Once again, we thank all the reviewers for their constructive reviews and suggestions, which have significantly contributed to the improvement of our work.

Best regards,

The authors of VisualAgentBench

AC 元评审

2024-12-24

This paper proposes a unified benchmark that supports investigation of LLMs/VLMs/LMMs for decision-making, including for Embodied AI, GUI control, and Visual Design. A number of baselines/models (both open and closed) and an analysis of synthetic data considerations is conducted. Reviewers appreciated the comprehensiveness of the LMM benchmark, extensive experimentation, insightful analysis, and importantly inclusion of SFT trajectories. Concerns included lack of rigor in justifying/selecting the particular benchmarks chosen, insufficient explanation of the model performance (especially failures/error modes), quality of the SFT trajectories, and lack of proxy metrics for progress to the goal that can aid understanding of interactive behavior. In response, the authors provided additional error-mode and error-recovery behavior analysis as well as proxy metrics for progress, among other things. After rebuttal, reviewers 4jCV, oNsV, and CJyi had positive scores, while reviewer cYwD still had concerns that the selection of datasets was not rigorous and the simplification of OmniGibson as a robotics benchmark.

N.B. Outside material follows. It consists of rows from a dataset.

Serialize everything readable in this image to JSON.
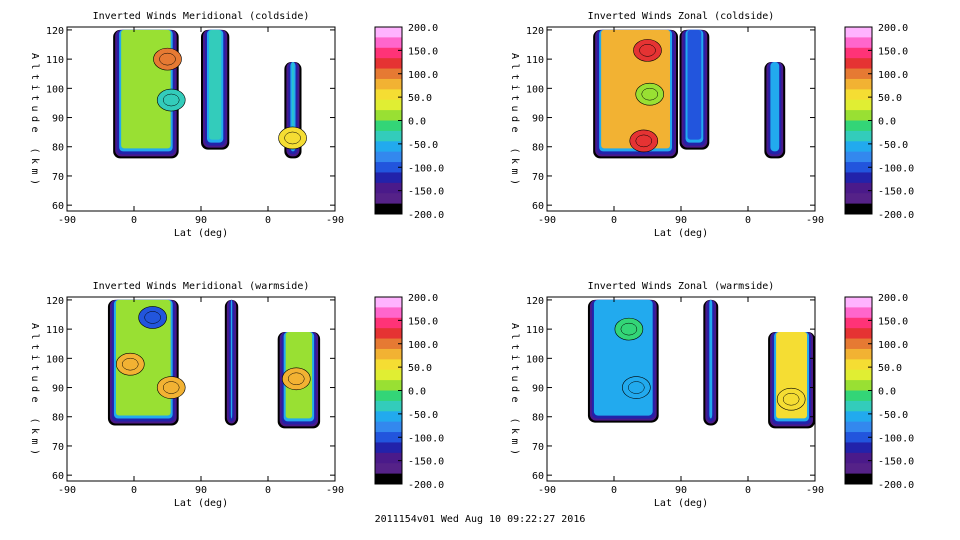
{
  "footer_text": "2011154v01 Wed Aug 10 09:22:27 2016",
  "colorbar": {
    "tick_labels": [
      "200.0",
      "150.0",
      "100.0",
      "50.0",
      "0.0",
      "-50.0",
      "-100.0",
      "-150.0",
      "-200.0"
    ],
    "range": [
      -200,
      200
    ],
    "colors": [
      "#ffb3ff",
      "#ff66cc",
      "#ff3377",
      "#e53333",
      "#e67a33",
      "#f2b233",
      "#f5dd33",
      "#e0ee33",
      "#99e033",
      "#33d577",
      "#33ccbb",
      "#22aaee",
      "#3388ee",
      "#2255dd",
      "#2222aa",
      "#4a1a8a",
      "#552288",
      "#000000"
    ]
  },
  "chart_data": [
    {
      "type": "contour",
      "title": "Inverted Winds Meridional (coldside)",
      "xlabel": "Lat (deg)",
      "ylabel": "Altitude (km)",
      "x_tick_labels": [
        "-90",
        "0",
        "90",
        "0",
        "-90"
      ],
      "y_ticks": [
        60,
        70,
        80,
        90,
        100,
        110,
        120
      ],
      "ylim": [
        58,
        121
      ],
      "regions": [
        {
          "x0": -28,
          "x1": 60,
          "bottom": 76,
          "top": 120,
          "fill": "#99e033"
        },
        {
          "x0": 90,
          "x1": 128,
          "bottom": 79,
          "top": 120,
          "fill": "#33ccbb"
        },
        {
          "x0": 202,
          "x1": 225,
          "bottom": 76,
          "top": 109,
          "fill": "#33ccbb"
        }
      ],
      "blobs": [
        {
          "lat": 45,
          "alt": 110,
          "fill": "#e67a33"
        },
        {
          "lat": 50,
          "alt": 96,
          "fill": "#33ccbb"
        },
        {
          "lat": 213,
          "alt": 83,
          "fill": "#f5dd33"
        }
      ]
    },
    {
      "type": "contour",
      "title": "Inverted Winds Zonal (coldside)",
      "xlabel": "Lat (deg)",
      "ylabel": "Altitude (km)",
      "x_tick_labels": [
        "-90",
        "0",
        "90",
        "0",
        "-90"
      ],
      "y_ticks": [
        60,
        70,
        80,
        90,
        100,
        110,
        120
      ],
      "ylim": [
        58,
        121
      ],
      "regions": [
        {
          "x0": -28,
          "x1": 86,
          "bottom": 76,
          "top": 120,
          "fill": "#f2b233"
        },
        {
          "x0": 88,
          "x1": 128,
          "bottom": 79,
          "top": 120,
          "fill": "#2255dd"
        },
        {
          "x0": 202,
          "x1": 230,
          "bottom": 76,
          "top": 109,
          "fill": "#22aaee"
        }
      ],
      "blobs": [
        {
          "lat": 45,
          "alt": 113,
          "fill": "#e53333"
        },
        {
          "lat": 48,
          "alt": 98,
          "fill": "#99e033"
        },
        {
          "lat": 40,
          "alt": 82,
          "fill": "#e53333"
        }
      ]
    },
    {
      "type": "contour",
      "title": "Inverted Winds Meridional (warmside)",
      "xlabel": "Lat (deg)",
      "ylabel": "Altitude (km)",
      "x_tick_labels": [
        "-90",
        "0",
        "90",
        "0",
        "-90"
      ],
      "y_ticks": [
        60,
        70,
        80,
        90,
        100,
        110,
        120
      ],
      "ylim": [
        58,
        121
      ],
      "regions": [
        {
          "x0": -35,
          "x1": 60,
          "bottom": 77,
          "top": 120,
          "fill": "#99e033"
        },
        {
          "x0": 122,
          "x1": 140,
          "bottom": 77,
          "top": 120,
          "fill": "#e0ee33"
        },
        {
          "x0": 193,
          "x1": 250,
          "bottom": 76,
          "top": 109,
          "fill": "#99e033"
        }
      ],
      "blobs": [
        {
          "lat": 25,
          "alt": 114,
          "fill": "#2255dd"
        },
        {
          "lat": -5,
          "alt": 98,
          "fill": "#f2b233"
        },
        {
          "lat": 50,
          "alt": 90,
          "fill": "#f2b233"
        },
        {
          "lat": 218,
          "alt": 93,
          "fill": "#f2b233"
        }
      ]
    },
    {
      "type": "contour",
      "title": "Inverted Winds Zonal (warmside)",
      "xlabel": "Lat (deg)",
      "ylabel": "Altitude (km)",
      "x_tick_labels": [
        "-90",
        "0",
        "90",
        "0",
        "-90"
      ],
      "y_ticks": [
        60,
        70,
        80,
        90,
        100,
        110,
        120
      ],
      "ylim": [
        58,
        121
      ],
      "regions": [
        {
          "x0": -35,
          "x1": 60,
          "bottom": 78,
          "top": 120,
          "fill": "#22aaee"
        },
        {
          "x0": 120,
          "x1": 140,
          "bottom": 77,
          "top": 120,
          "fill": "#22aaee"
        },
        {
          "x0": 207,
          "x1": 270,
          "bottom": 76,
          "top": 109,
          "fill": "#f5dd33"
        }
      ],
      "blobs": [
        {
          "lat": 20,
          "alt": 110,
          "fill": "#33d577"
        },
        {
          "lat": 30,
          "alt": 90,
          "fill": "#22aaee"
        },
        {
          "lat": 238,
          "alt": 86,
          "fill": "#f5dd33"
        }
      ]
    }
  ]
}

After considering all of the materials, I overall agree with the three positive reviewers. Specifically, unifying high-level decision-making problems, and not focusing on difficult low-level problems such as robot grasping and manipulation, is still a valuable contribution given that even such high-level policies do not fair that well even with state-of-art LMMs. The contribution to the community made through the effort to including SFT trajectories and an overall unified benchmark outweighs some of the remaining limitations mentioned. I highly encourage the authors to incorporate elements of the discussion and especially analysis (e.g. failure modes), and perhaps even strengthen the benchmark further thorugh a reasoned-out inclusion of additional benchmarks that can test new axes of LMM capabilities and provide more insightful analysis.

审稿人讨论附加意见

Reviewers raised a number of concerns about analysis, etc. that were addressed. Reviewer cYwD still maintained concerns about the simplification of the robot benchmarks, but overall I believe that the effort made in creating the benchmark, testing the large number of models, and analysis of the results, all outweigh this limitation.

最终决定Accept (Poster)

2025-01-22

Accept (Poster)

公开评论- Thank you for releasing the benchmark

2025-02-05

Thank you for your work on this project. I am interested in knowing when the training dataset will be available to the public.